1. It grabs a device (e.g. /dev/input/event3), so that the key events won't
reach X11/Wayland anymore
[source ](https://github.com/sezanzeb/input-remapper/blob/1.0.0/inputremapper/injection/injector.py#L197 )
2. Reads the events from it (`evtest` can do it, you can also do
`cat /dev/input/event3` which yields binary stuff)
[source ](https://github.com/sezanzeb/input-remapper/blob/1.0.0/inputremapper/injection/injector.py#L443 )
3. Looks up the mapping if that event maps to anything
[source ](https://github.com/sezanzeb/input-remapper/blob/1.0.0/inputremapper/injection/keycode_mapper.py#L434 )
4. Injects the output event in a new device that input-remapper created (another
new path in /dev/input, device name is suffixed by "mapped")
[source ](https://github.com/sezanzeb/input-remapper/blob/1.0.0/inputremapper/injection/keycode_mapper.py#L242 ),
[new device ](https://github.com/sezanzeb/input-remapper/blob/1.0.0/inputremapper/injection/injector.py#L356 )
5. Forwards any events that should not be mapped to anything in another new
device (device name is suffixed by "forwarded")
[source ](https://github.com/sezanzeb/input-remapper/blob/1.0.0/inputremapper/injection/keycode_mapper.py#L247 ),
[new device ](https://github.com/sezanzeb/input-remapper/blob/1.0.0/inputremapper/injection/injector.py#L367 )
This stuff is going on as a daemon in the background
## How combinations are injected
Here is an example how combinations are injected:
```
a -> x
a + b -> y
```
1. the `a` button is pressed with your finger, `a 1` arrives via evdev in input-remapper
2. input-remapper maps it to `x 1` and injects it
3. `b` is pressed with your finger, `b 1` arrives via evdev in input-remapper
4. input-remapper sees a triggered combination and maps it to `y 1` and injects it
5. `b` is released, `b 0` arrives at input-remapper
6. input-remapper remembered that it was the trigger for a combination and maps that release to `y 0` and injects it
7. the `a` button is released, `a 0` arrives at input-remapper
8. input-remapper maps that release to `x 0` and injects it
## Multiple sources, single UInput
https://github.com/sezanzeb/input-remapper/blob/1.0.0/inputremapper/injection/injector.py
This "Injector" process is the only process that injects if input-remapper is used for a single device.
Inside `run` of that process there is an iteration of `for source in sources:` ,
which runs an event loop for each possible source for events.
Each event loop has convenient access to the "context" to read some globals.
Consider this typical example of device capabilities:
- "BrandXY Mouse" -> EV_REL, BTN_LEFT, ...
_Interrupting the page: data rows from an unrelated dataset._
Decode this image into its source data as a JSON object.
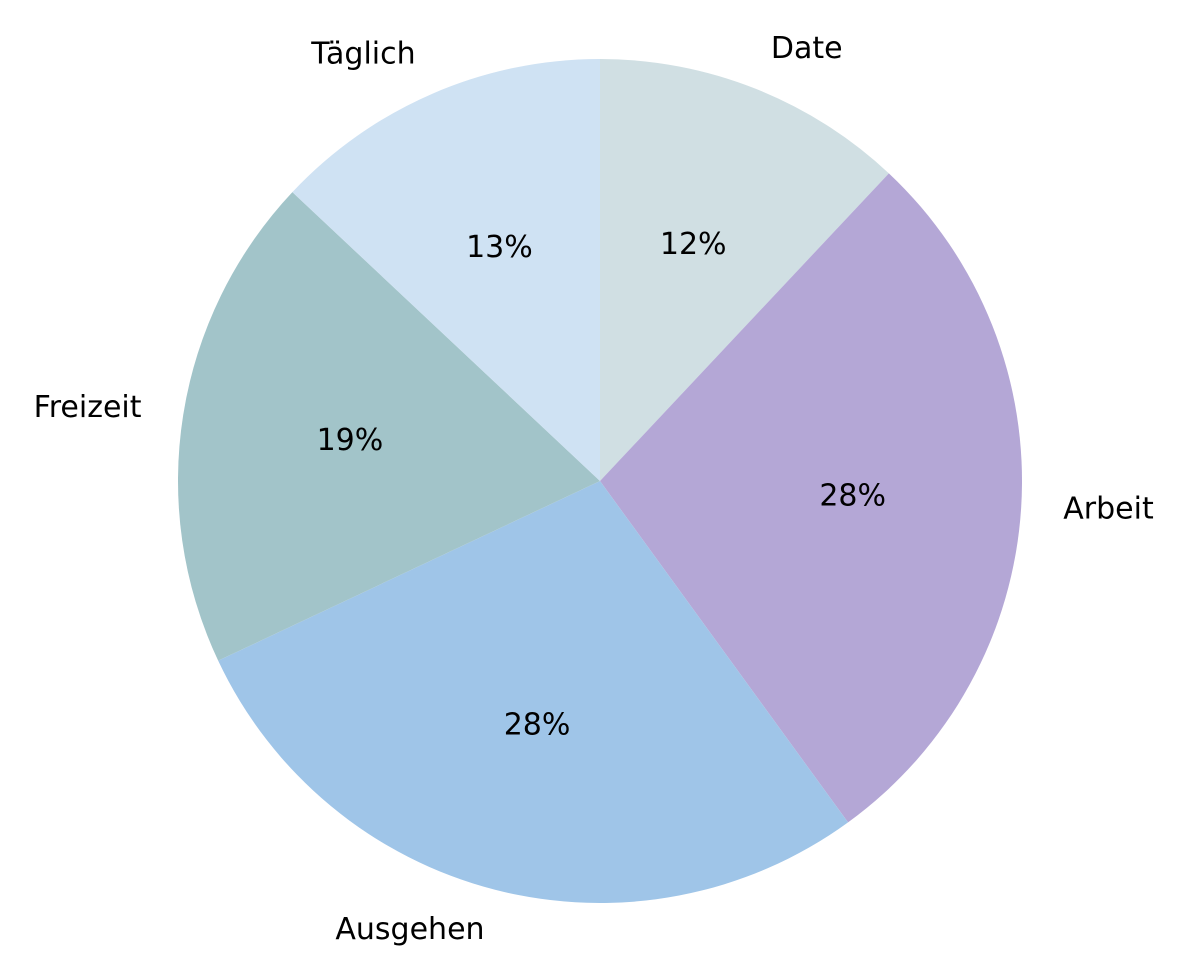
{
  "chart_data": {
    "type": "pie",
    "categories": [
      "Date",
      "Arbeit",
      "Ausgehen",
      "Freizeit",
      "Täglich"
    ],
    "values": [
      12,
      28,
      28,
      19,
      13
    ],
    "value_labels": [
      "12%",
      "28%",
      "28%",
      "19%",
      "13%"
    ],
    "colors": [
      "#d0dfe3",
      "#b4a7d6",
      "#9fc5e8",
      "#a2c4c9",
      "#cfe2f3"
    ]
  }
}
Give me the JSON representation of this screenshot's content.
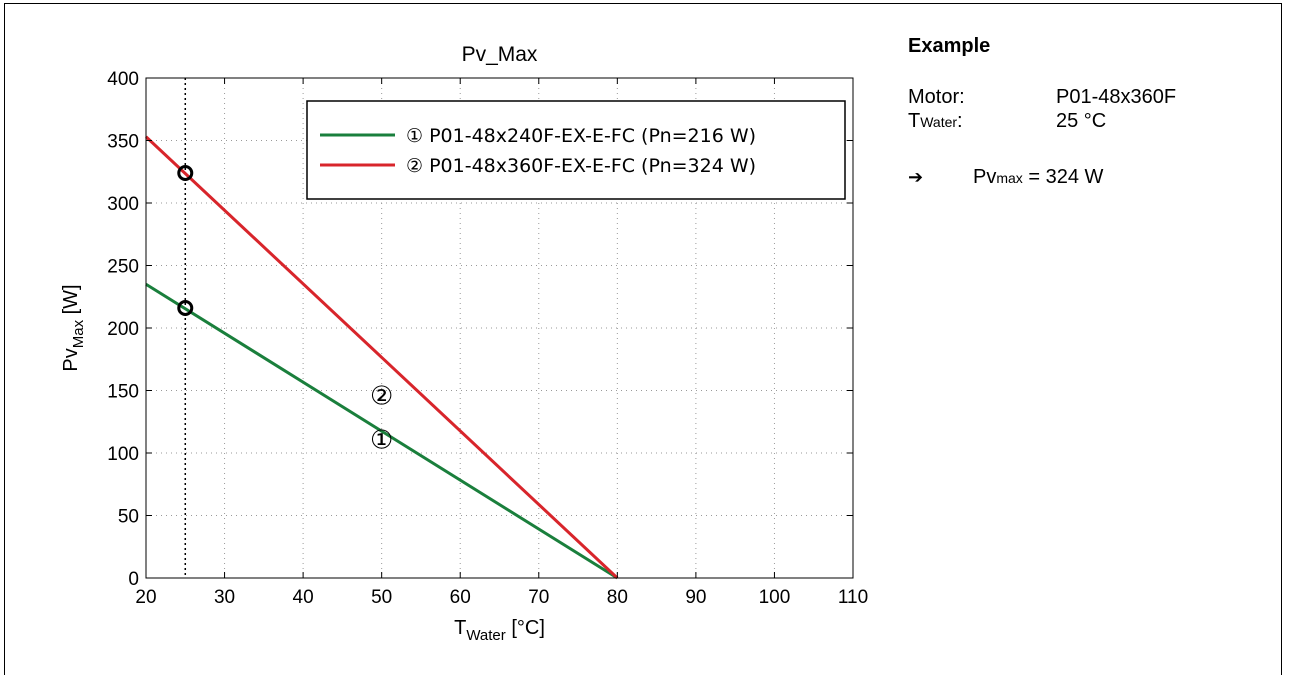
{
  "chart_data": {
    "type": "line",
    "title": "Pv_Max",
    "xlabel_main": "T",
    "xlabel_sub": "Water",
    "xlabel_unit": " [°C]",
    "ylabel_main": "Pv",
    "ylabel_sub": "Max",
    "ylabel_unit": " [W]",
    "xlim": [
      20,
      110
    ],
    "ylim": [
      0,
      400
    ],
    "xticks": [
      20,
      30,
      40,
      50,
      60,
      70,
      80,
      90,
      100,
      110
    ],
    "yticks": [
      0,
      50,
      100,
      150,
      200,
      250,
      300,
      350,
      400
    ],
    "grid": true,
    "legend_position": "top-right",
    "series": [
      {
        "name": "① P01-48x240F-EX-E-FC (Pn=216 W)",
        "color": "#1a7f3c",
        "x": [
          20,
          80
        ],
        "y": [
          235,
          0
        ],
        "curve_label": "①",
        "curve_label_at": [
          50,
          111
        ]
      },
      {
        "name": "② P01-48x360F-EX-E-FC (Pn=324 W)",
        "color": "#d8252b",
        "x": [
          20,
          80
        ],
        "y": [
          353,
          0
        ],
        "curve_label": "②",
        "curve_label_at": [
          50,
          146
        ]
      }
    ],
    "markers": [
      {
        "x": 25,
        "y": 324
      },
      {
        "x": 25,
        "y": 216
      }
    ],
    "vline_x": 25
  },
  "example": {
    "title": "Example",
    "motor_label": "Motor:",
    "motor_value": "P01-48x360F",
    "twater_main": "T",
    "twater_sub": "Water",
    "twater_colon": ":",
    "twater_value": "25 °C",
    "arrow_icon": "➔",
    "result_main": "Pv",
    "result_sub": "max",
    "result_value": " = 324 W"
  }
}
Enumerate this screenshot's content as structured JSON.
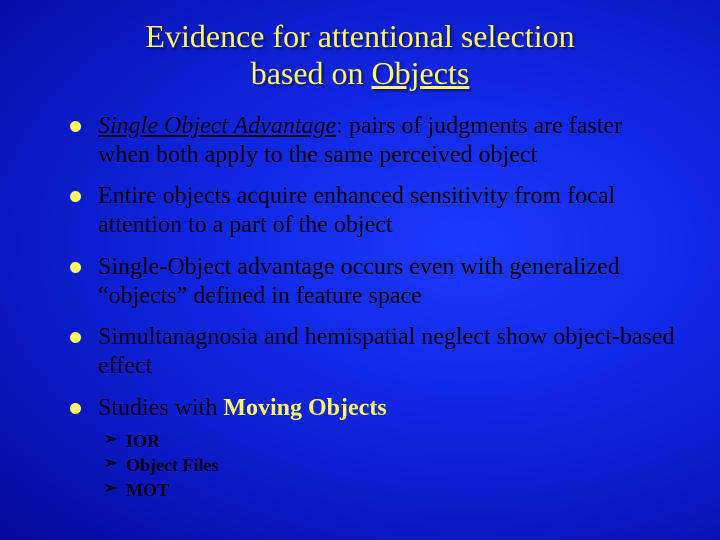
{
  "slide": {
    "title_line1": "Evidence for attentional selection",
    "title_line2_prefix": "based on ",
    "title_line2_underlined": "Objects",
    "title_color": "#ffff66",
    "text_color": "#000000",
    "bullet_color": "#ffff66",
    "background_gradient_center": "#1a3aff",
    "background_gradient_edge": "#010258",
    "title_fontsize": 32,
    "body_fontsize": 24,
    "sub_fontsize": 18
  },
  "items": [
    {
      "lead": "Single Object Advantage",
      "lead_style": "italic-underline",
      "rest": ": pairs of judgments are faster when both apply to the same perceived object"
    },
    {
      "rest": "Entire objects acquire enhanced sensitivity from focal attention to a part of the object"
    },
    {
      "rest": "Single-Object advantage occurs even with generalized “objects” defined in feature space"
    },
    {
      "rest": "Simultanagnosia and hemispatial neglect show object-based effect"
    },
    {
      "prefix": "Studies with ",
      "keyword": "Moving Objects",
      "sub": [
        "IOR",
        "Object Files",
        "MOT"
      ]
    }
  ]
}
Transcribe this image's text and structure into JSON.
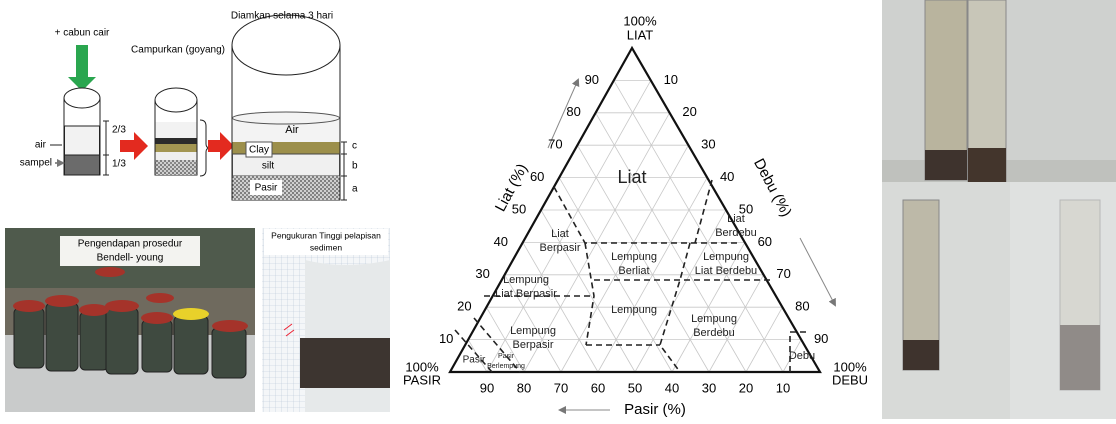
{
  "diagram": {
    "steps": [
      "+ cabun cair",
      "Campurkan (goyang)",
      "Diamkan selama 3 hari"
    ],
    "left_labels": [
      "air",
      "sampel"
    ],
    "fractions": [
      "2/3",
      "1/3"
    ],
    "layers": [
      "Air",
      "Clay",
      "silt",
      "Pasir"
    ],
    "layer_marks": [
      "c",
      "b",
      "a"
    ]
  },
  "photos": [
    {
      "caption": [
        "Pengendapan prosedur",
        "Bendell- young"
      ]
    },
    {
      "caption": [
        "Pengukuran Tinggi pelapisan",
        "sedimen"
      ]
    }
  ],
  "triangle": {
    "vertices": [
      [
        "100%",
        "LIAT"
      ],
      [
        "100%",
        "PASIR"
      ],
      [
        "100%",
        "DEBU"
      ]
    ],
    "axis_titles": [
      "Liat (%)",
      "Debu (%)",
      "Pasir (%)"
    ],
    "liat_ticks": [
      90,
      80,
      70,
      60,
      50,
      40,
      30,
      20,
      10
    ],
    "debu_ticks": [
      10,
      20,
      30,
      40,
      50,
      60,
      70,
      80,
      90
    ],
    "pasir_ticks": [
      90,
      80,
      70,
      60,
      50,
      40,
      30,
      20,
      10
    ],
    "regions": [
      [
        "Liat"
      ],
      [
        "Liat",
        "Berdebu"
      ],
      [
        "Liat",
        "Berpasir"
      ],
      [
        "Lempung",
        "Berliat"
      ],
      [
        "Lempung",
        "Liat Berdebu"
      ],
      [
        "Lempung",
        "Liat Berpasir"
      ],
      [
        "Lempung"
      ],
      [
        "Lempung",
        "Berpasir"
      ],
      [
        "Lempung",
        "Berdebu"
      ],
      [
        "Pasir"
      ],
      [
        "Pasir",
        "Berlempung"
      ],
      [
        "Debu"
      ]
    ]
  }
}
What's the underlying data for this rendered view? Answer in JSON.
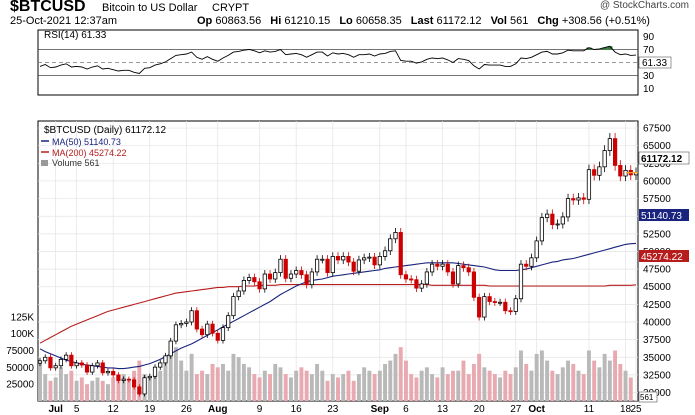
{
  "header": {
    "symbol": "$BTCUSD",
    "name": "Bitcoin to US Dollar",
    "exchange": "CRYPT",
    "date": "25-Oct-2021 12:37am",
    "watermark": "@ StockCharts.com",
    "open_label": "Op",
    "open_value": "60863.56",
    "high_label": "Hi",
    "high_value": "61210.15",
    "low_label": "Lo",
    "low_value": "60658.35",
    "last_label": "Last",
    "last_value": "61172.12",
    "vol_label": "Vol",
    "vol_value": "561",
    "chg_label": "Chg",
    "chg_value": "+308.56 (+0.51%)"
  },
  "rsi_panel": {
    "legend": "RSI(14) 61.33",
    "value_tag": "61.33",
    "levels": [
      70,
      50,
      30
    ],
    "ticks": [
      "90",
      "70",
      "50",
      "30",
      "10"
    ]
  },
  "price_panel": {
    "legend_main": "$BTCUSD (Daily) 61172.12",
    "legend_ma50": "MA(50) 51140.73",
    "legend_ma200": "MA(200) 45274.22",
    "legend_volume": "Volume 561",
    "tag_last": "61172.12",
    "tag_ma50": "51140.73",
    "tag_ma200": "45274.22",
    "tag_volume": "561",
    "price_ticks": [
      "67500",
      "65000",
      "62500",
      "60000",
      "57500",
      "55000",
      "52500",
      "50000",
      "47500",
      "45000",
      "42500",
      "40000",
      "37500",
      "35000",
      "32500",
      "30000"
    ],
    "volume_ticks": [
      "125K",
      "100K",
      "75000",
      "50000",
      "25000"
    ],
    "date_labels": [
      "Jul",
      "5",
      "12",
      "19",
      "26",
      "Aug",
      "9",
      "16",
      "23",
      "Sep",
      "6",
      "13",
      "20",
      "27",
      "Oct",
      "11",
      "18",
      "25"
    ]
  },
  "colors": {
    "up_candle": "#000000",
    "down_candle": "#cc0000",
    "ma50": "#1a237e",
    "ma200": "#b71c1c",
    "volume_up": "#b9b9b9",
    "volume_down": "#e8aab0",
    "rsi_line": "#000000",
    "rsi_fill": "#2e7d32"
  },
  "chart_data": {
    "type": "candlestick",
    "title": "$BTCUSD Bitcoin to US Dollar (Daily)",
    "x_start": "2021-06-28",
    "x_end": "2021-10-25",
    "ylim": [
      28800,
      68500
    ],
    "volume_ylim": [
      0,
      150000
    ],
    "rsi_ylim": [
      0,
      100
    ],
    "close_series": [
      34500,
      35000,
      33500,
      33800,
      34700,
      35300,
      33800,
      34200,
      33900,
      32900,
      33800,
      34200,
      32800,
      33000,
      32500,
      31700,
      31900,
      31800,
      30800,
      29800,
      32100,
      32300,
      33600,
      34200,
      35200,
      37300,
      39600,
      39800,
      40000,
      41600,
      39000,
      38200,
      39700,
      38400,
      37400,
      39200,
      40900,
      43600,
      44400,
      45900,
      46300,
      45700,
      44700,
      46800,
      46100,
      47000,
      48900,
      46200,
      46800,
      47300,
      46700,
      45300,
      47100,
      48900,
      48900,
      47000,
      49300,
      48800,
      49300,
      48500,
      47200,
      48800,
      49100,
      49200,
      48100,
      49300,
      50100,
      51800,
      52700,
      46700,
      46100,
      46000,
      44800,
      45400,
      47100,
      48200,
      47900,
      48200,
      47100,
      45400,
      48000,
      47700,
      47100,
      43500,
      40700,
      43600,
      42900,
      42800,
      42800,
      41600,
      41500,
      43300,
      48200,
      47900,
      49100,
      51500,
      54800,
      55300,
      53800,
      53900,
      54900,
      57500,
      57300,
      57600,
      57400,
      61600,
      60800,
      62000,
      64300,
      66000,
      62200,
      60700,
      61500,
      60860,
      61172
    ],
    "ma50_series": [
      36200,
      35800,
      35500,
      35200,
      34900,
      34600,
      34400,
      34200,
      34000,
      33900,
      33800,
      33700,
      33600,
      33500,
      33500,
      33400,
      33400,
      33500,
      33600,
      33700,
      33900,
      34100,
      34400,
      34700,
      35100,
      35500,
      35900,
      36300,
      36600,
      36900,
      37300,
      37700,
      38100,
      38500,
      38900,
      39300,
      39700,
      40100,
      40500,
      40900,
      41300,
      41700,
      42100,
      42500,
      42900,
      43400,
      43900,
      44300,
      44700,
      45100,
      45400,
      45700,
      45900,
      46000,
      46100,
      46300,
      46500,
      46600,
      46700,
      46800,
      46900,
      47000,
      47100,
      47200,
      47300,
      47400,
      47600,
      47700,
      47800,
      47900,
      48000,
      48100,
      48200,
      48300,
      48400,
      48400,
      48400,
      48400,
      48400,
      48400,
      48300,
      48200,
      48100,
      48000,
      47900,
      47800,
      47600,
      47400,
      47300,
      47300,
      47300,
      47300,
      47400,
      47500,
      47700,
      47900,
      48100,
      48300,
      48500,
      48600,
      48800,
      48900,
      49000,
      49200,
      49400,
      49600,
      49800,
      50000,
      50200,
      50400,
      50600,
      50800,
      51000,
      51100,
      51140
    ],
    "ma200_series": [
      37000,
      37400,
      37800,
      38200,
      38600,
      39000,
      39400,
      39700,
      40000,
      40300,
      40600,
      40900,
      41200,
      41500,
      41700,
      41900,
      42100,
      42300,
      42500,
      42700,
      42900,
      43100,
      43300,
      43500,
      43700,
      43900,
      44100,
      44200,
      44300,
      44400,
      44500,
      44600,
      44700,
      44800,
      44900,
      44900,
      45000,
      45000,
      45000,
      45100,
      45100,
      45100,
      45200,
      45200,
      45200,
      45200,
      45300,
      45300,
      45300,
      45300,
      45300,
      45300,
      45300,
      45300,
      45300,
      45300,
      45300,
      45300,
      45300,
      45300,
      45300,
      45300,
      45300,
      45300,
      45300,
      45300,
      45300,
      45300,
      45300,
      45300,
      45300,
      45300,
      45300,
      45300,
      45300,
      45200,
      45200,
      45200,
      45200,
      45200,
      45200,
      45200,
      45200,
      45200,
      45200,
      45200,
      45100,
      45100,
      45100,
      45100,
      45100,
      45100,
      45100,
      45100,
      45100,
      45100,
      45100,
      45100,
      45100,
      45100,
      45100,
      45100,
      45100,
      45100,
      45100,
      45100,
      45100,
      45100,
      45100,
      45200,
      45200,
      45200,
      45200,
      45200,
      45274
    ],
    "volume_series": [
      60000,
      40000,
      30000,
      35000,
      50000,
      40000,
      45000,
      30000,
      35000,
      25000,
      30000,
      35000,
      30000,
      25000,
      35000,
      30000,
      40000,
      30000,
      45000,
      60000,
      40000,
      35000,
      50000,
      45000,
      60000,
      70000,
      80000,
      60000,
      45000,
      70000,
      40000,
      45000,
      40000,
      55000,
      50000,
      55000,
      45000,
      70000,
      65000,
      55000,
      50000,
      40000,
      35000,
      45000,
      40000,
      55000,
      50000,
      40000,
      35000,
      45000,
      50000,
      45000,
      40000,
      55000,
      45000,
      30000,
      40000,
      35000,
      40000,
      45000,
      30000,
      40000,
      50000,
      45000,
      40000,
      45000,
      55000,
      60000,
      70000,
      80000,
      60000,
      40000,
      35000,
      45000,
      50000,
      40000,
      35000,
      50000,
      40000,
      45000,
      45000,
      60000,
      40000,
      55000,
      70000,
      50000,
      45000,
      40000,
      35000,
      45000,
      40000,
      50000,
      75000,
      55000,
      45000,
      70000,
      75000,
      60000,
      45000,
      40000,
      50000,
      60000,
      55000,
      45000,
      40000,
      75000,
      60000,
      50000,
      70000,
      60000,
      75000,
      55000,
      45000,
      35000,
      561
    ],
    "rsi_series": [
      44,
      47,
      42,
      43,
      46,
      48,
      43,
      44,
      43,
      40,
      43,
      45,
      40,
      41,
      39,
      37,
      38,
      38,
      35,
      33,
      41,
      42,
      46,
      48,
      51,
      56,
      61,
      62,
      63,
      66,
      58,
      55,
      59,
      55,
      52,
      57,
      61,
      66,
      67,
      69,
      70,
      68,
      65,
      68,
      66,
      67,
      70,
      62,
      63,
      64,
      62,
      58,
      62,
      66,
      66,
      60,
      65,
      63,
      64,
      62,
      58,
      62,
      62,
      63,
      60,
      63,
      64,
      67,
      68,
      53,
      52,
      52,
      49,
      51,
      55,
      57,
      56,
      57,
      54,
      50,
      56,
      55,
      53,
      45,
      40,
      47,
      46,
      46,
      46,
      44,
      44,
      48,
      57,
      56,
      58,
      62,
      66,
      67,
      63,
      63,
      65,
      69,
      68,
      68,
      68,
      73,
      70,
      71,
      73,
      75,
      66,
      62,
      63,
      61,
      61.33
    ],
    "rsi_levels": [
      70,
      50,
      30
    ]
  }
}
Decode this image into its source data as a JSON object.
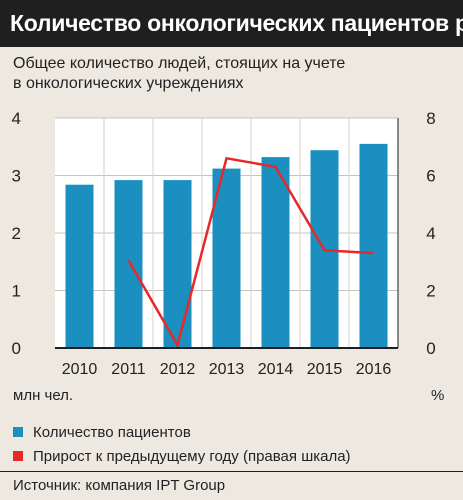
{
  "title": "Количество онкологических пациентов растет",
  "subtitle_lines": [
    "Общее количество людей, стоящих на учете",
    "в онкологических учреждениях"
  ],
  "chart_data": {
    "type": "bar",
    "categories": [
      "2010",
      "2011",
      "2012",
      "2013",
      "2014",
      "2015",
      "2016"
    ],
    "series": [
      {
        "name": "Количество пациентов",
        "type": "bar",
        "axis": "left",
        "color": "#1a8fc0",
        "values": [
          2.84,
          2.92,
          2.92,
          3.12,
          3.32,
          3.44,
          3.55
        ]
      },
      {
        "name": "Прирост к предыдущему году (правая шкала)",
        "type": "line",
        "axis": "right",
        "color": "#e62a2a",
        "values": [
          null,
          3.05,
          0.1,
          6.6,
          6.3,
          3.4,
          3.3
        ]
      }
    ],
    "y_left": {
      "ticks": [
        "0",
        "1",
        "2",
        "3",
        "4"
      ],
      "lim": [
        0,
        4
      ],
      "unit": "млн чел."
    },
    "y_right": {
      "ticks": [
        "0",
        "2",
        "4",
        "6",
        "8"
      ],
      "lim": [
        0,
        8
      ],
      "unit": "%"
    },
    "grid": true,
    "legend": "bottom"
  },
  "source": "Источник: компания IPT Group"
}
- "BrandXY Mouse" -> KEY_1, KEY_2
There are two devices called "BrandXY Mouse", and they report different events.
Input-remapper creates a single uinput to inject all mapped events to. For example
- BTN_LEFT -> a
- KEY_2 -> b
so you end up with a new device with the following capabilities
"input-remapper BrandXY Mouse mapped" -> KEY_A, KEY_B
while input-remapper reads from multiple InputDevices it injects the mapped letters into a single UInput.